Low-level API for fine control

There are many details to AutoGOAL, but the main building blocks are based on the concept of defining classes or methods with type annotations that indicate the space of parameter values. For example, suppose you want to try a logistic regression from sklearn on some dataset. This is a basic code to instantiate and evaluate it on some random data:

from sklearn.datasets import make_classification
from sklearn.model_selection import train_test_split

X, y = make_classification(random_state=0)  # Fixed seed for reproducibility

from sklearn.linear_model import LogisticRegression

def evaluate(estimator, iters=30):
    scores = []

    for i in range(iters):
        X_train, X_test, y_train, y_test = train_test_split(X, y, test_size=0.25)
        estimator.fit(X_train, y_train)
        scores.append(estimator.score(X_test, y_test))

    return sum(scores) / len(scores)

lr = LogisticRegression()
score = evaluate(lr)  # around 0.83

So far so good, but maybe we could do better with a different set of parameters. Logistic regression has at least two parameters that influence heavily its performance: the penalty function and the regularization strength.

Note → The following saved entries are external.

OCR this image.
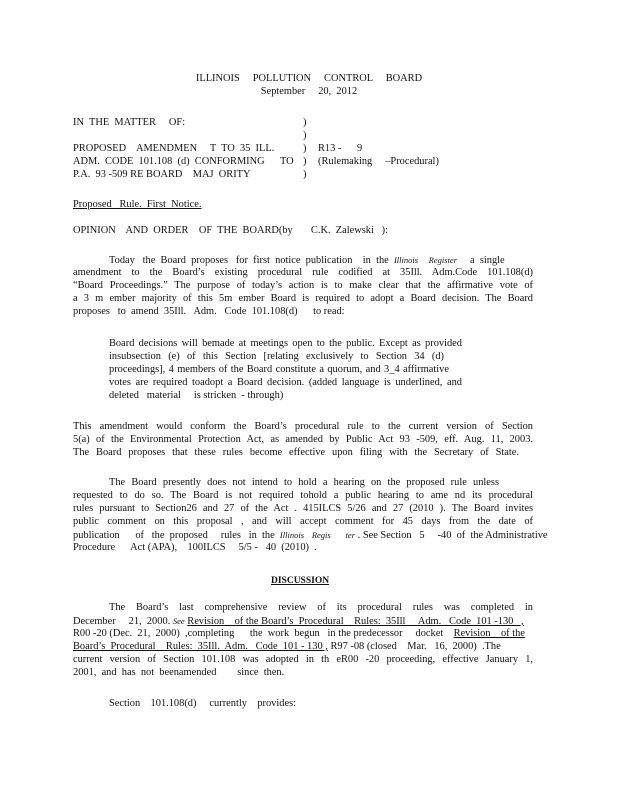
ILLINOIS     POLLUTION     CONTROL     BOARD
September     20,  2012
IN  THE  MATTER     OF:
PROPOSED    AMENDMEN     T  TO  35  ILL.
ADM.  CODE  101.108  (d)  CONFORMING TO
P.A.  93 -509 RE BOARD    MAJ  ORITY
)
)
)
)
)
R13 -      9
(Rulemaking     –Procedural)
Proposed   Rule.  First  Notice.
OPINION    AND  ORDER    OF  THE  BOARD(by       C.K.  Zalewski   ):
Today   the  Board  proposes   for  first  notice  publication    in  the Illinois     Register a  single
amendment to the Board’s existing procedural rule codified at 35Ill. Adm.Code 101.108(d)
“Board Proceedings.” The purpose of today’s action is to make clear that the affirmative vote of
a 3 m ember majority of this 5m ember Board is required to adopt a Board decision. The Board
proposes   to  amend  35Ill.   Adm.   Code  101.108(d)      to read:
Board decisions will bemade at meetings open to the public. Except as provided
insubsection (e) of this Section [relating exclusively to Section 34 (d)
proceedings], 4 members of the Board constitute a quorum, and 3_4 affirmative
votes are required toadopt a Board decision. (added language is underlined, and
deleted   material     is stricken  - through)
This amendment would conform the Board’s procedural rule to the current version of Section
5(a) of the Environmental Protection Act, as amended by Public Act 93 -509, eff. Aug. 11, 2003.
The Board proposes that these rules become effective upon filing with the Secretary of State.
The Board presently does not intend to hold a hearing on the proposed rule unless
requested to do so. The Board is not required tohold a public hearing to ame nd its procedural
rules pursuant to Section26 and 27 of the Act . 415ILCS 5/26 and 27 (2010 ). The Board invites
public comment on this proposal , and will accept comment for 45 days from the date of
publication      of   the  proposed     rules   in  the Illinois Regis       ter . See Section   5     -40  of  the Administrative
Procedure      Act (APA),    100ILCS     5/5 -   40  (2010)  .
DISCUSSION
The Board’s last comprehensive review of its procedural rules was completed in
December     21,  2000. See Revision    of the Board’s  Procedural    Rules:  35Ill     Adm.   Code  101 -130   ,
R00 -20 (Dec.  21,  2000)  ,completing      the  work  begun   in the predecessor     docket Revision    of the
Board’s  Procedural    Rules:  35Ill.  Adm.   Code  101 - 130 , R97 -08 (closed    Mar.   16,  2000)  .The
current version of Section 101.108 was adopted in th eR00 -20 proceeding, effective January 1,
2001,  and  has  not  beenamended        since  then.
Section    101.108(d)     currently    provides:
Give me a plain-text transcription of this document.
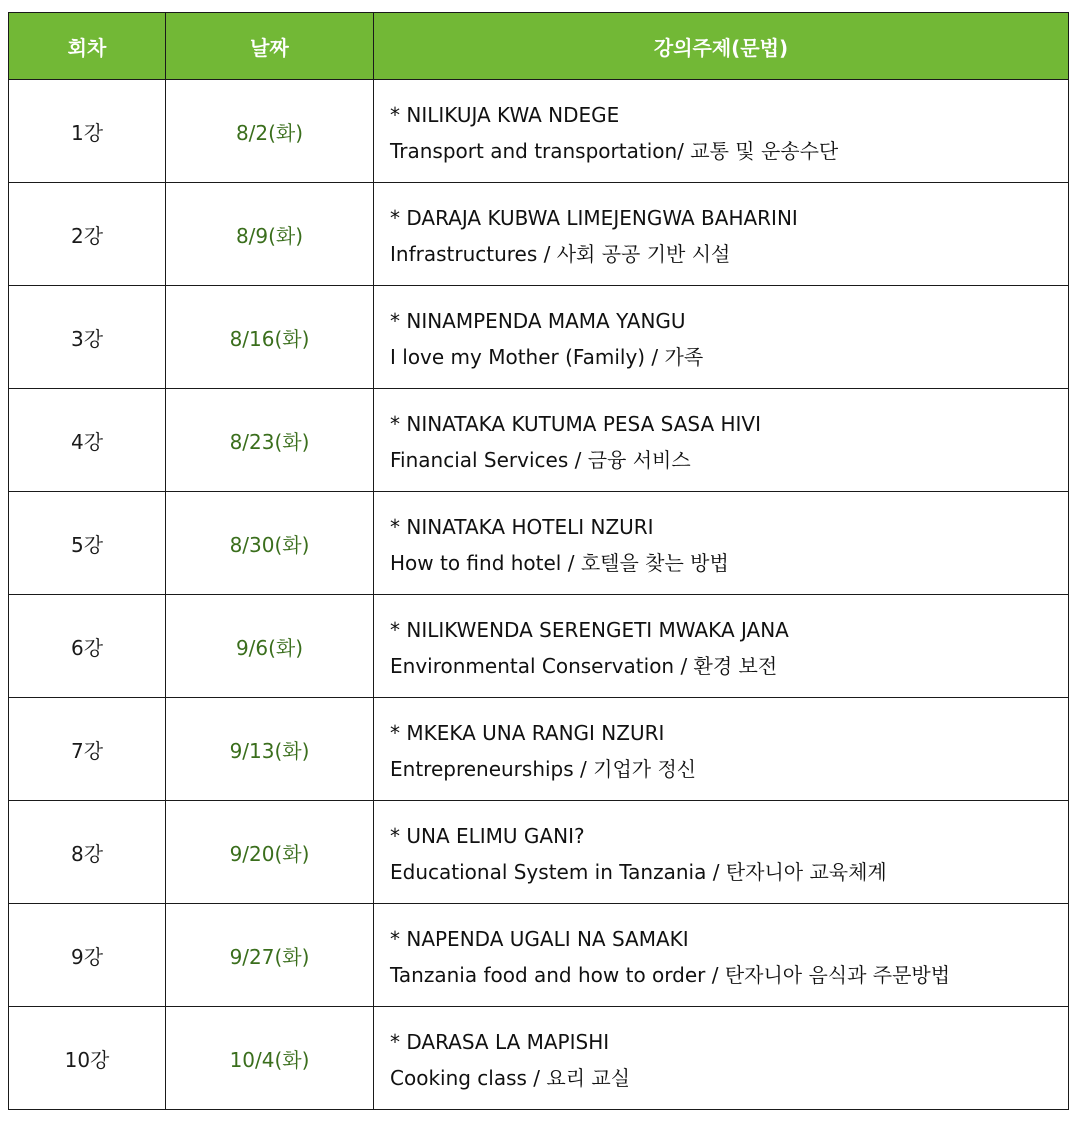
회차	날짜	강의주제(문법)
1강	8/2(화)	* NILIKUJA KWA NDEGE
Transport and transportation/ 교통 및 운송수단

2강	8/9(화)	* DARAJA KUBWA LIMEJENGWA BAHARINI
Infrastructures / 사회 공공 기반 시설

3강	8/16(화)	* NINAMPENDA MAMA YANGU
I love my Mother (Family) / 가족

4강	8/23(화)	* NINATAKA KUTUMA PESA SASA HIVI
Financial Services / 금융 서비스

5강	8/30(화)	* NINATAKA HOTELI NZURI
How to find hotel / 호텔을 찾는 방법

6강	9/6(화)	* NILIKWENDA SERENGETI MWAKA JANA
Environmental Conservation / 환경 보전

7강	9/13(화)	* MKEKA UNA RANGI NZURI
Entrepreneurships / 기업가 정신

8강	9/20(화)	* UNA ELIMU GANI?
Educational System in Tanzania / 탄자니아 교육체계

9강	9/27(화)	* NAPENDA UGALI NA SAMAKI
Tanzania food and how to order / 탄자니아 음식과 주문방법

10강	10/4(화)	* DARASA LA MAPISHI
Cooking class / 요리 교실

Instead of writing a loop through a bunch of different parameters, we can use AutoGOAL to automatically explore the space of possible combinations. We can do this with the class-based API by providing annotations for the parameters we want to explore.

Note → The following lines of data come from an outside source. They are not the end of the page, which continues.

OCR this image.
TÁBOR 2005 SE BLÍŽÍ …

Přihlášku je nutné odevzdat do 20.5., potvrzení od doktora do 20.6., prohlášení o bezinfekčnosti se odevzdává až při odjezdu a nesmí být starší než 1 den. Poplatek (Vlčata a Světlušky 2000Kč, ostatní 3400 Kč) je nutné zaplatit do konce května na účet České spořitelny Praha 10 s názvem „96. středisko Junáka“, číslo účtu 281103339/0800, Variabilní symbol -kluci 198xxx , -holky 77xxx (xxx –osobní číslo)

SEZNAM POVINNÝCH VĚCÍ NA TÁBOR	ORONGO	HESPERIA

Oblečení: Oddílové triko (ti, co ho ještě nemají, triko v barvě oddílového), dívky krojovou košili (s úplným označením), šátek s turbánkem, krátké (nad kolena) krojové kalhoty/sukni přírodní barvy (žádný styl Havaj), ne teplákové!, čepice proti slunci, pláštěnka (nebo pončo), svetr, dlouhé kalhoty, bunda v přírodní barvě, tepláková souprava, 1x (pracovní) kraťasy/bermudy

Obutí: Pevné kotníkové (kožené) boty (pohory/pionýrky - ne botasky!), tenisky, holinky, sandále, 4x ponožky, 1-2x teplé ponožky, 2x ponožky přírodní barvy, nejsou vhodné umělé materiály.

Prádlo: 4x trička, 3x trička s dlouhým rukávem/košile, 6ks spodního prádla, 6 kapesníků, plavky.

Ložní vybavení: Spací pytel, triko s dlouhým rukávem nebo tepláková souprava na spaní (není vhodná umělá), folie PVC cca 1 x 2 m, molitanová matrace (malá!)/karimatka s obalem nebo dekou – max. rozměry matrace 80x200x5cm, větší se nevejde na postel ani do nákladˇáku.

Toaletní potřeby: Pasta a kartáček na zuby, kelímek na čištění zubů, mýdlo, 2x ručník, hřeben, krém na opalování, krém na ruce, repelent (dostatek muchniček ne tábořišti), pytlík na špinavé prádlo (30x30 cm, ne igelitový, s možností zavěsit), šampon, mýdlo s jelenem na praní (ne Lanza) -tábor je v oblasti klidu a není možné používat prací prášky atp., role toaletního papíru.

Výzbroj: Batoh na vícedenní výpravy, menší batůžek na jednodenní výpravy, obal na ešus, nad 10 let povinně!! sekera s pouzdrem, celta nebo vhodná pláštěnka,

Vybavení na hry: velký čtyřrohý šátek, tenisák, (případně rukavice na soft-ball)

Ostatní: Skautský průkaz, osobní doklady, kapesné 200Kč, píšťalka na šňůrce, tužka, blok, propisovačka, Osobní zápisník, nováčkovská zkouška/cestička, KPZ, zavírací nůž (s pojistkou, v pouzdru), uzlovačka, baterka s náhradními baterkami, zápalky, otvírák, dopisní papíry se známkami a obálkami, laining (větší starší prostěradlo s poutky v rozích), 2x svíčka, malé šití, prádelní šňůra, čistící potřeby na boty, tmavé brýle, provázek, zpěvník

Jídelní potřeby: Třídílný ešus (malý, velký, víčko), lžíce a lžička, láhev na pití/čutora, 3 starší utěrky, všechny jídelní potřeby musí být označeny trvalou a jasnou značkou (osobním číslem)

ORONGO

from autogoal.grammar import Continuous, Categorical

class LR(LogisticRegression):
    def __init__(self, penalty: Categorical("l1", "l2"), C: Continuous(0.1, 10)):
        super().__init__(penalty=penalty, C=C, solver="liblinear")

The penalty: Categorical("l1", "l2") annotation tells AutoGOAL that for this class the parameter penalty can take values from a list of predefined values. Likewise, the C: Continuous(0.1, 10) annotation indicates that the parameter C can take a float value in a specified range.

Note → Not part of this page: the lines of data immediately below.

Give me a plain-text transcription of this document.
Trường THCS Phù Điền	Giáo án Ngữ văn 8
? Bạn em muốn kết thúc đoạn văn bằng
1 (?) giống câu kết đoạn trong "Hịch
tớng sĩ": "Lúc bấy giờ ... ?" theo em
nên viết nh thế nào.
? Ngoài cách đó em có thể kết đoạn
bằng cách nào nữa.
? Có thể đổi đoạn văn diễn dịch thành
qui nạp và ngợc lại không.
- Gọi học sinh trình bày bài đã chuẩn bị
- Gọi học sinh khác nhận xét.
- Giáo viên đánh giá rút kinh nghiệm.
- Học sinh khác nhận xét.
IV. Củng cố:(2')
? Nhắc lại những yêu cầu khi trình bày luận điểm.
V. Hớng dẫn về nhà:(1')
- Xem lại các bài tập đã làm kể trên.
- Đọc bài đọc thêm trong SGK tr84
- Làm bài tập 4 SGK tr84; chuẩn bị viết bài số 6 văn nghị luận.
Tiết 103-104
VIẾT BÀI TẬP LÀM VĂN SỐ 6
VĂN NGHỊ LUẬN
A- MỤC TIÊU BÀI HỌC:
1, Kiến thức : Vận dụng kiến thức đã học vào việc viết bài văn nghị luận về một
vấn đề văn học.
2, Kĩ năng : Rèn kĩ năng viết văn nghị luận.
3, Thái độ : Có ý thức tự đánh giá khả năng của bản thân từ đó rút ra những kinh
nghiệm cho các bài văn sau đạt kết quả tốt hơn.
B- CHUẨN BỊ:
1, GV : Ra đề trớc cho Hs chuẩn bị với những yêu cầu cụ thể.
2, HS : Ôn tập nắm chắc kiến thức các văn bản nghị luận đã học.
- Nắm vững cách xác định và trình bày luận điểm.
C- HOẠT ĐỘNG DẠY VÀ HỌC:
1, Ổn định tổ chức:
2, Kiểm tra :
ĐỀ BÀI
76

Now we will use AutoGOAL to automatically generate different instances of our LR class automatically. We achieve this by building a context-free grammar that describes all possible instances.

from autogoal.grammar import  generate_cfg

grammar =  generate_cfg(LR)
print(grammar)

This is the output for print(grammar):

<LR>         := LR (penalty=<LR_penalty>, C=<LR_C>)
<LR_penalty> := categorical (options=['l1', 'l2'])
<LR_C>       := continuous (min=0.1, max=10)

Basically, AutoGOAL introspects the type annotations and builds a grammar that describes the space of all possible instances of the LR class. We can now use AutoGOAL to search for the best instance, which will automatically try many different combinations of parameters intelligently (technically, it is using a probabilistic variant of an evolutionary algorithm called Grammatical Evolution).

from autogoal.search import PESearch

optimizer = PESearch(grammar, evaluate)
best, fn = optimizer.run(1000)

After a few iterations, best will be the best instance of LR and fn will be the actual value of evaluate for that instance.

What's next

Now, this can go much deeper. You can define a full hierarchy of classes, with parameters that are instances of other classes (even recursively instances of itself) and AutoGOAL will infer a proper grammar for that space and optimize in it.

As long as you can define your problem as search for the best program (i.e., instances of classes with parameters) as measured by some function, AutoGOAL can help you out. In the docs you can find much more complex examples, both in state-of-the-art academic datasets as well as in problems that are not even related to machine learning.

AutoGOAL is still an alpha stage and in active development. If you need a production-ready AutoML framework, there are alternatives with out-of-the-box solutions. But if you want to tinker around, AutoGOAL provides a great level of expressiveness and requires very little code. You can find it in Github and in Docker Hub preloaded with a bunch of machine learning libraries and GPU support.